Temporomandibular joint (TMJ) involvement is often silent in juvenile idiopathic arthritis (JIA). Untreated, it can cause pain, growth disturbances, malocclusion, and skeletal deformities. Currently, combined clinical examination and radiographic imaging (i.e., magnetic resonance imaging, MRI) are necessary for diagnosis and treatment. However, imaging is not always feasible due to its high cost, access, occasional need for sedation and potential contraindications.1 Acoustic emissions (AEs) are the sounds produced from articulation in a joint.2 To measure the AEs of the TMJ, we built a custom headset with 2 uniaxial Dytran accelerometers that is placed over bilateral TMJs. The goal of this project was to determine if this approach for documenting TMJ sounds can differentiate between patients with JIA and healthy controls. This study was approved by the Georgia Institute of Technology and Emory University institutional review board (IRB #00081670). Subjects were included if they were 1) 18 years old or younger, 2) did not have any congenital craniofacial syndromes, 3) did not have a history of maxillofacial trauma, and 4) did not have ongoing fixed orthodontic appliances. Each subject wore the AE recording headset and performed 10 open/close (OC) exercises. For each subject, 49 features were calculated for each open/close cycle from the recording of the right and left TMJ AEs. Feature outliers were identified and removed if they were more than 3 median absolute deviations from that feature’s median. These features were fit to a logistic regression classification machine learning model. This model ranked each cycle of movement and classified it as either JIA or healthy. Healthy group (n = 28, 15 F) had average age of 13.5 ± 2.7 years and JIA group (n = 23, 18 F) had average age of 12.75 ± 2.3 years.

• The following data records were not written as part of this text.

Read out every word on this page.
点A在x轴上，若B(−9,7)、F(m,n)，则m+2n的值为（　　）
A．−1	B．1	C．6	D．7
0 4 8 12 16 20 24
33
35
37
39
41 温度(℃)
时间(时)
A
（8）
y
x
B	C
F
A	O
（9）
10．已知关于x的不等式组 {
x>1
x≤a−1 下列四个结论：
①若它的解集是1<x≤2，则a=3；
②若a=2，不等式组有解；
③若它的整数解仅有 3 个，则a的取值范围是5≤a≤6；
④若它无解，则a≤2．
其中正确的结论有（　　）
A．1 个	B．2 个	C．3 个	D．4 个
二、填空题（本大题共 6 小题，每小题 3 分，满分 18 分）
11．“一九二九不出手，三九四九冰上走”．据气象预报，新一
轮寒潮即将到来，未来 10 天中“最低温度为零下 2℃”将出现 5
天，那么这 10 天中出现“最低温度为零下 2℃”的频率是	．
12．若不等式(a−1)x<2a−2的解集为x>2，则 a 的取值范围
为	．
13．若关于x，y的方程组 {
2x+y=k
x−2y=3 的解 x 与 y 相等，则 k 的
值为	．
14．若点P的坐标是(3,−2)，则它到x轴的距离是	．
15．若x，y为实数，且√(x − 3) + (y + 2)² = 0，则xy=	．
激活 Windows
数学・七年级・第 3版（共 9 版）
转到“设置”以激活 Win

According to AEs produced by TMJs and associated analysis, we were able to accurately classify a subject as having JIA or being a healthy in 71.3% of cases. The results of the study showed that the AEs of subjects with and without JIA have potential for being used as part of a diagnostic work-up. These early findings support the use of AEs as an additional non-invasive method to contribute in the assessment of TMJ dysfunction in children.